Выбрать главу

Раз пространство в эддических мифах существует только как его конкретные куски, изначальная пустота, т. е. пространство, абстрагированное от своего содержания, естественно, невозможно. Поэтому же невозможно и возникновение из ничего, т. е. сотворение. Правда, в «Прорицании вёльвы» делается наивная попытка заглянуть в то время, когда еще ничего не было — ни песка, ни моря, ни холодных волн, ни земли, ни неба, ни даже травы, но тут же оказывается, что уже тогда существовал великан Имир (в русском переводе упоминание Имира опущено, как оно опущено в «Младшей Эдде», где цитируется эта строфа) и существовала магическая бездна Гиннунгагап (Ст. Э., 9). В той же песни «Старшей Эдды» сотворение земли богами изображается, насколько можно понять это место, как ее поднятие из моря, а сотворение небесных светил — как указание им их места и их обязанностей, т. е. их упорядочения. По-видимому, они уже существовали раньше, но

солнце не ведало, где его дом, звезды не ведали, где им сиять, месяц не ведал, мощи своей.
(Ст. Э., 9).

А согласно «Младшей Эдде», светила — это просто искры, вырвавшиеся из жаркого Муспелльсхейма и прикрепленные к небу (Мл. Э., 25).

С точки зрения истории пространственных представлений самое существенное в эддических мифах о сотворении мира — это, вероятно, то, что центральный образ в них всегда человекоподобный великан Имир и что это в то же время образ, максимально приближающийся к представлению о мире как целом: ведь части мира — это куски его тела, и, следовательно, он сам — это мир как целое. Таким образом, отождествление мира с человеческим телом — это осознание мира как целого, а тем самым и максимальное приближение к осознанию непрерывности пространства. Вместе с тем отождествление мира с человеческим телом — это, конечно, проявление «внутренней точки зрения на пространство», т. е. отсутствие четкой противопоставленности сознания внешнему миру, человека — окружающей его природе, микрокосма — макрокосму.

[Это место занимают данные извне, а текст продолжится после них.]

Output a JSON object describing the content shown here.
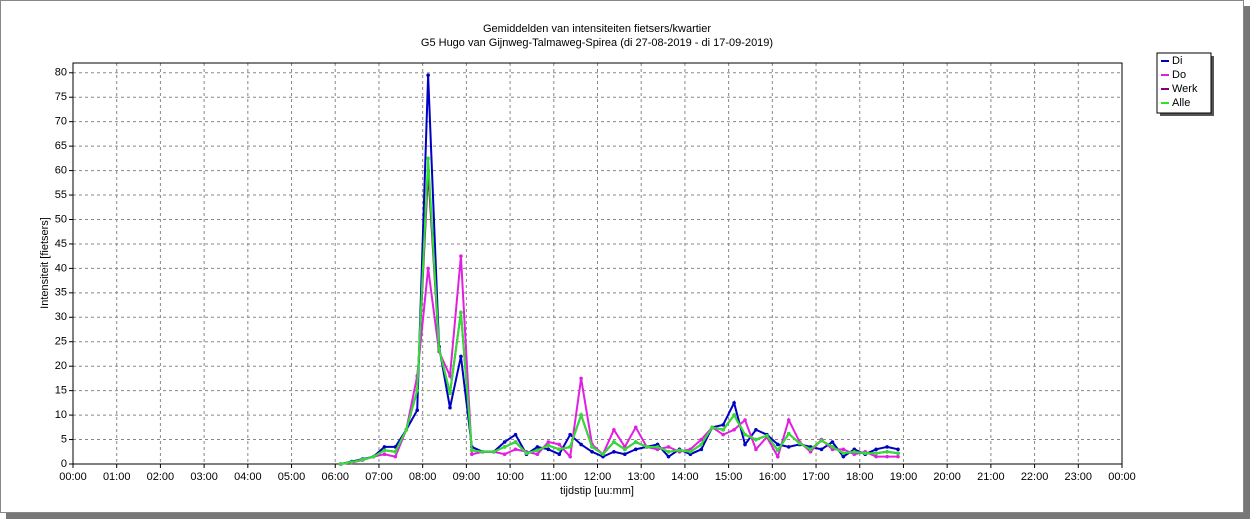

Не раз приводились параллели к мифу об Имире из мифологий других народов, и наличие этих параллелей объяснялось происхождением данного мифа из того или иного источника. Однако обилие параллелей к этому мифу в мифологиях других народов гораздо проще объяснить тем, что он отражает некоторую закономерную стадию развития пространственных представлений у человека.

Первозданный великан Имир дал начало не только отдельным частям мира — они были созданы из частей его тела — и карликам — они, как рассказывается в «Младшей Эдде» (Мл. Э., 31), зародились в его теле как черви (в «Прорицании вёльвы» рассказывается несколько иначе: они были созданы из крови Бримира и костей Блаина, где Бримир и Блаин, вероятно, имена Имира — Ст. Э., 10), — но задолго до этого он также породил род великанов. Как рассказывается в «Речах Вафтруднира» (Ст. Э., 33) и почти так же в «Младшей Эдде» (Мл. Э., 23), у Имира под мышкой возникли девочка и мальчик, а одна нога зачала с другой шестиглавого сына. Первозданный великан как целое, дающее начало частям мира, должен был, конечно, быть единым. Но размножение человекоподобного существа подразумевает два пола. Разрешение этого противоречия — двуполость Имира (Имир, по-видимому, первоначально и значило «гермафродит»). Однако разрешением этого противоречия могло быть и бесполое размножение. В «Младшей Эдде» рассказывается, что корова Аудумла породила богов, вылизав их родоначальника Бури из соленого камня, покрытого инеем (Мл. Э., 23). Подобно Имиру, она возникла из растаявшего инея, и она вскормила Имира (из ее вымени текли четыре молочные реки). Таким образом, она была как бы матерью Имира и, следовательно, родоначальницей и богов, и великанов. Аудумла, первозданная корова-великан, — образ, по своей роли в развитии представления о мире как целом, в какой-то степени аналогичный образу Имира.